US 12,086,098 B2
File tiering to different storage classes of a cloud storage provider
Rabi Shankar Shaw, Bangalore (IN); Anurag Bhatnagar, Bangalore (IN); Joyanto Biswas, Bangalore (IN); and Akshay Jagirdar, Bengaluru (IN)
Assigned to EMC IP Holding Company LLC, Hopkinton, MA (US)
Filed by EMC IP Holding Company LLC, Hopkinton, MA (US)
Filed on Aug. 18, 2021, as Appl. No. 17/405,707.
Prior Publication US 2023/0058908 A1, Feb. 23, 2023
Int. Cl. G06F 15/16 (2006.01); G06F 16/11 (2019.01); G06F 16/16 (2019.01); G06F 16/17 (2019.01); G06F 16/182 (2019.01)

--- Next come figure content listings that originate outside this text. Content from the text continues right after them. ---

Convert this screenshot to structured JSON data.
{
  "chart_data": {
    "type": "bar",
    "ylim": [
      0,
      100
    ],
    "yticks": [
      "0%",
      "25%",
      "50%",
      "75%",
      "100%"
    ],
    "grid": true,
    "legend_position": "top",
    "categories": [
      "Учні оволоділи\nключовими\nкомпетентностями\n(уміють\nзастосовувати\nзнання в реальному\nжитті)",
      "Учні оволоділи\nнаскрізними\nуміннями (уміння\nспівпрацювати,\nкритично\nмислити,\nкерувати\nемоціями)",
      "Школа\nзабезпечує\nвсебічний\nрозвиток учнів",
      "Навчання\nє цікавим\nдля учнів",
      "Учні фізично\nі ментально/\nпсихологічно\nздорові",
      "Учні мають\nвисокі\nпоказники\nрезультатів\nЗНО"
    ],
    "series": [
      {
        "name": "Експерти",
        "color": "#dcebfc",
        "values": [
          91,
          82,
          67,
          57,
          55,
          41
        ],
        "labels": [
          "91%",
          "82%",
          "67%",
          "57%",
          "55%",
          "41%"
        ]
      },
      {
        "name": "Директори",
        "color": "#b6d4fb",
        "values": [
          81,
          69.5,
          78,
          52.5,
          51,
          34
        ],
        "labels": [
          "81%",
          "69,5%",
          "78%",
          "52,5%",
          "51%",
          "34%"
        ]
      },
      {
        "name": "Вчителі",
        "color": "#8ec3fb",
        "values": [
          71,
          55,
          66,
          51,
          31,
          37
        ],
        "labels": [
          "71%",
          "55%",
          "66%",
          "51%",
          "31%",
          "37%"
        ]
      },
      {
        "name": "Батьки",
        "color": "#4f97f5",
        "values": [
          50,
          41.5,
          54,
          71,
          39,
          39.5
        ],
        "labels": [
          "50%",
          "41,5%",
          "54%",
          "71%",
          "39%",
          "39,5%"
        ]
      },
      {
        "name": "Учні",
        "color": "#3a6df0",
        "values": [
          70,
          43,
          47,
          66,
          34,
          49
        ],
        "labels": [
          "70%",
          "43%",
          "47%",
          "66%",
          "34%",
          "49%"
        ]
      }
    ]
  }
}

CPC G06F 16/113 (2019.01) [G06F 16/119 (2019.01); G06F 16/164 (2019.01); G06F 16/1734 (2019.01); G06F 16/1827 (2019.01)] 20 Claims
OG exemplary drawing
 
1. An apparatus comprising:
at least one processing platform comprising a plurality of processing devices each comprising a processor coupled to a memory;
said at least one processing platform being configured:
to receive an input specifying one or more rules for archiving a plurality of files from a source storage location to a target storage location, wherein the target storage location comprises a cloud storage platform comprising a plurality of storage classes representing respective storage levels in the cloud storage platform;
wherein the plurality of storage classes comprise at least: (i) a first storage class corresponding to a first file retrieval speed and a first cost per data unit; and (ii) a second storage class corresponding to a second file retrieval speed greater than the first file retrieval speed and a second cost per data unit greater than the first cost per data unit;
to retrieve one or more of the plurality of files from the source storage location for migration to the target storage location based at least in part on the one or more rules, wherein the one or more rules include a first criteria specifying a first last file access time threshold for identifying which of the plurality of files to retrieve from the source storage location; and
to control assignment of the one or more of the plurality of files to respective ones of the plurality of storage classes based at least in part on the one or more rules;
wherein the one or more rules specify one or more constraints for the assignment of the one or more of the plurality of the files to the respective ones of the plurality of storage classes, the one or more constraints comprising at least a second criteria for determining respective subsets of the one or more of the plurality of files to assign to the respective ones of the plurality of storage classes, the second criteria specifying: (i) a second last file access time threshold; and (ii) one or more attribute changes to one or more i-node fields of the one or more of the plurality of files, the one or more attribute changes comprising a file ownership change and a link count change for the one or more of the plurality of files;
wherein, in controlling the assignment of the one or more of the plurality of files to the respective ones of the plurality of storage classes, said at least one processing platform is configured:
to determine whether a given file of the one or more of the plurality of files has a last file access time greater than the second last file access time threshold and includes the one or more attribute changes; and
to write one of: (i) a first object corresponding to the given file in the first storage class on the cloud storage platform if the last file access time of the given file is determined to be greater than the second last file access time threshold, the given file is determined to include the one or more attribute changes and the given file belongs to a first one of the respective subsets; and (ii) a second object corresponding to the given file in the second storage class on the cloud storage platform if the last file access time of the given file is determined to be less than the second last file access time threshold, the given file is determined to include the one or more attribute changes and the given file belongs to a second one of the respective subsets; and
wherein said at least one processing platform is further configured:
to display progress of the assignment of the one or more of the plurality of files to the respective ones of the plurality of storage classes, wherein the display of the progress of the assignment comprises: (i) details of progress of retrieval of at least one timestamp associated with the last file access time of the given file; (ii) an indication of a temporal relationship between the last file access time of the given file and a time for execution of the archiving; and (iii) details of whether the given file was tiered to one of the first storage class and the second storage class; and
to generate an interface for a user to define the one or more rules, wherein the interface comprises a plurality of editable fields for the user to input task parameters comprising: (i) a path for the source storage location; (ii) a path for the target storage location; (iii) the one or more constraints; and (iv) one or more protocols to use for reading the plurality of files and for generating a plurality of stub files;
wherein at least one configuration file is implemented in the at least one processing platform and is accessible by a job scheduler via an application programming interface to control a mode of operation of the at least one processing platform.